THE LABOUR opposition let both Tory Education Secretary Michael Gove and Home Secretary Theresa May off the hook by failing to call for their resignations over the ‘Trojan Horse’ scandal following the debate in parliament yesterday.
The ‘Trojan Horse’ scandal refers to allegations by May that Gove was responsible for Islamists being allowed to take control of Birmingham schools.
May’s special advisor Fiona Cunningham was forced to resign over the public release of a letter from May to Gove in which she laid the responsibility for this crisis firmly on his shoulders.
Labour Shadow Home Secretary Yvette Cooper asked in the special question time in parliament yesterday: ‘We ask the Home Secretary to make a statement regarding her conduct regarding the government’s action in and around preventing extremism.
‘The Home Secretary has to answer specific questions for her conduct in this process and particularly about the letter she wrote to the Education Secretary which the Home Office released and which has made it harder to get that joint working in place.

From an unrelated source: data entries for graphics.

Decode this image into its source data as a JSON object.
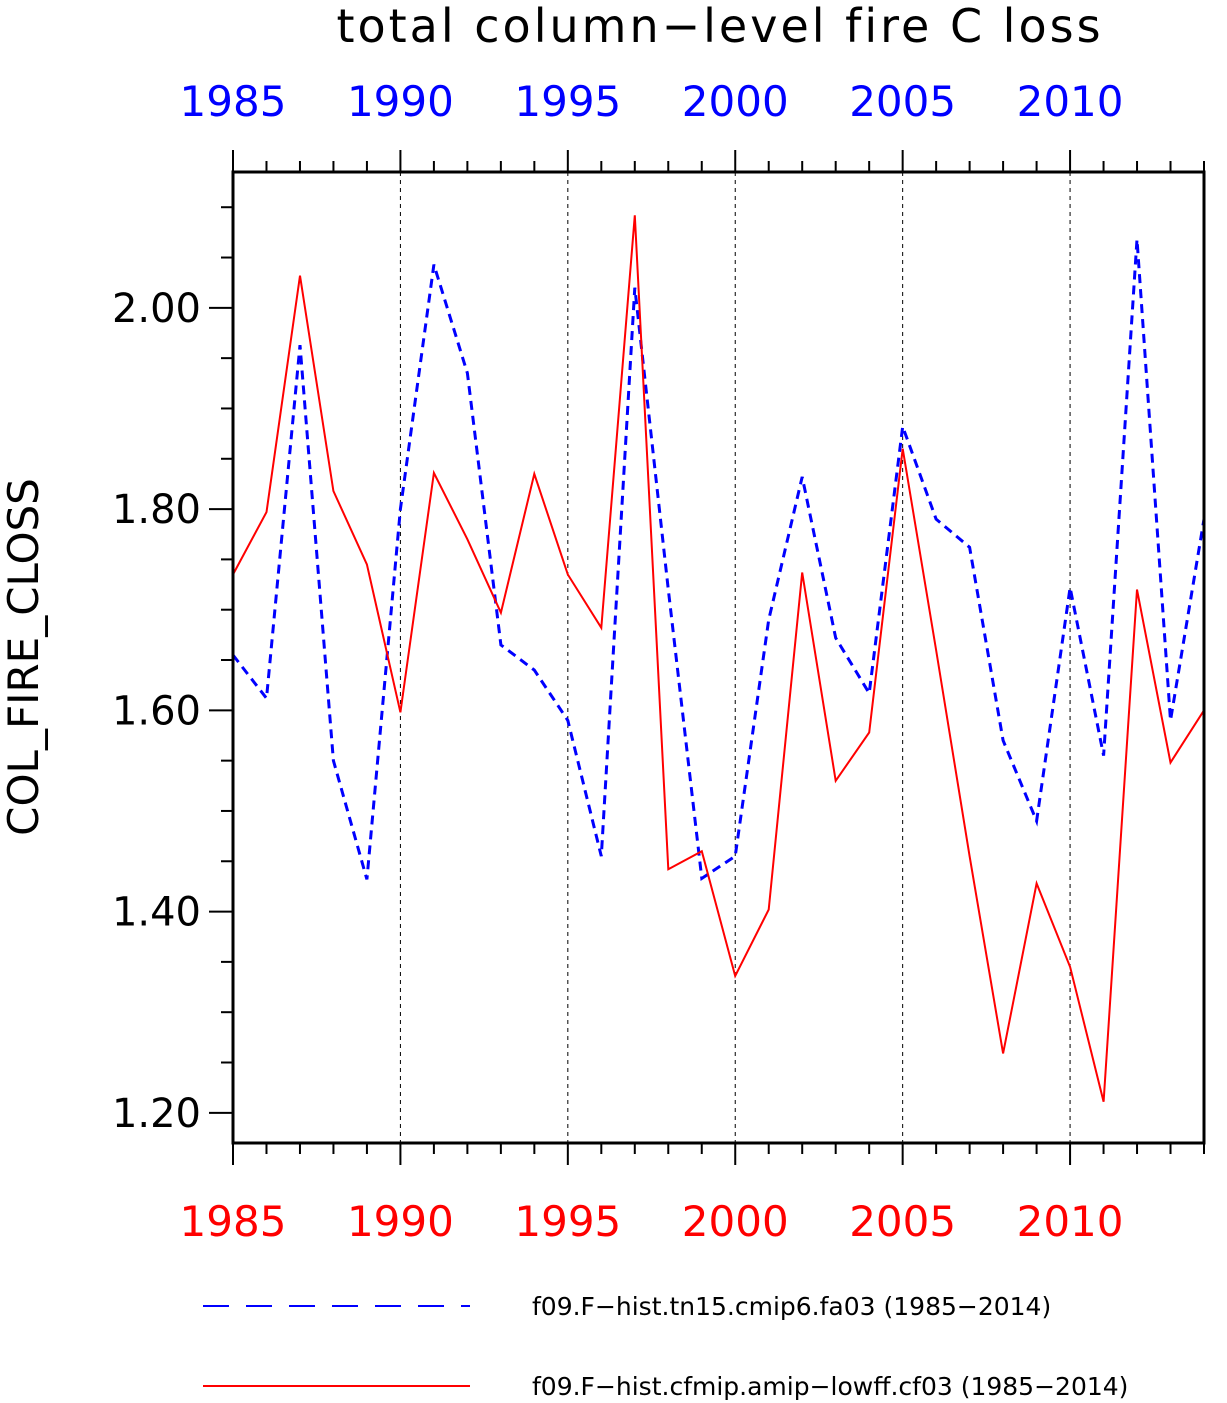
{
  "chart_data": {
    "type": "line",
    "title": "total column−level fire C loss",
    "ylabel": "COL_FIRE_CLOSS",
    "xlabel": "",
    "xlim": [
      1985,
      2014
    ],
    "ylim": [
      1.17,
      2.135
    ],
    "x_major_ticks": [
      1985,
      1990,
      1995,
      2000,
      2005,
      2010
    ],
    "x_tick_labels": [
      "1985",
      "1990",
      "1995",
      "2000",
      "2005",
      "2010"
    ],
    "y_major_ticks": [
      1.2,
      1.4,
      1.6,
      1.8,
      2.0
    ],
    "y_tick_labels": [
      "1.20",
      "1.40",
      "1.60",
      "1.80",
      "2.00"
    ],
    "y_minor_step": 0.05,
    "grid": "vertical dashed at major x ticks",
    "top_axis_color": "#0000ff",
    "bottom_axis_color": "#ff0000",
    "legend_position": "bottom",
    "x": [
      1985,
      1986,
      1987,
      1988,
      1989,
      1990,
      1991,
      1992,
      1993,
      1994,
      1995,
      1996,
      1997,
      1998,
      1999,
      2000,
      2001,
      2002,
      2003,
      2004,
      2005,
      2006,
      2007,
      2008,
      2009,
      2010,
      2011,
      2012,
      2013,
      2014
    ],
    "series": [
      {
        "name": "f09.F−hist.tn15.cmip6.fa03 (1985−2014)",
        "color": "#0000ff",
        "style": "dashed",
        "values": [
          1.655,
          1.612,
          1.963,
          1.55,
          1.432,
          1.8,
          2.043,
          1.935,
          1.665,
          1.64,
          1.59,
          1.455,
          2.02,
          1.72,
          1.433,
          1.455,
          1.69,
          1.832,
          1.672,
          1.617,
          1.882,
          1.79,
          1.762,
          1.57,
          1.49,
          1.722,
          1.555,
          2.068,
          1.59,
          1.79
        ]
      },
      {
        "name": "f09.F−hist.cfmip.amip−lowff.cf03 (1985−2014)",
        "color": "#ff0000",
        "style": "solid",
        "values": [
          1.735,
          1.797,
          2.032,
          1.818,
          1.745,
          1.598,
          1.836,
          1.77,
          1.697,
          1.835,
          1.735,
          1.682,
          2.092,
          1.442,
          1.46,
          1.336,
          1.402,
          1.737,
          1.53,
          1.578,
          1.86,
          1.66,
          1.455,
          1.259,
          1.428,
          1.345,
          1.211,
          1.72,
          1.548,
          1.6
        ]
      }
    ]
  }
}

She said that she did not authorise the publication of the letter on the website but then why did she not insist that the letter was removed, rather then leaving it in place on the Home Office website for three days.’
She added: ‘Section 251 of the Ministerial Code makes it clear that the privacy of opinions expressed in cabinet and ministerial correspondence should be maintained. So did she and her department break the Ministerial Code?’
May responded by vehemently denying all responsibility stating: ‘I can tell her, as the Cabinet Secretary and the Prime Minister concluded, I did not break the code and as she has no evidence that I did, she should withdraw any allegations.’
Replying to the publication on the website she stated: ‘She asked about the letter and its presence on the website and why action wasn’t taken but action was taken immediately because the Prime Minister asked the Cabinet Secretary to investigate.’
But as the debate continued it was clear that neither Yvette Cooper nor any other Labour MP was going to press the Tory ministers on these issues.
Labour MP Dennis Skinner stated: ‘If the Home Secretary’s case is so convincing why did she not manage to convince the Secretary of State for Education. Is it because there is an alternative agenda in the Tory party and that is, in the post election, the nasty party are getting ready for a succession battle and the Home Secretary is battling with the State for Education. That’s what’s really happening, that’s the truth. She might not like it but that is what the people out there think.’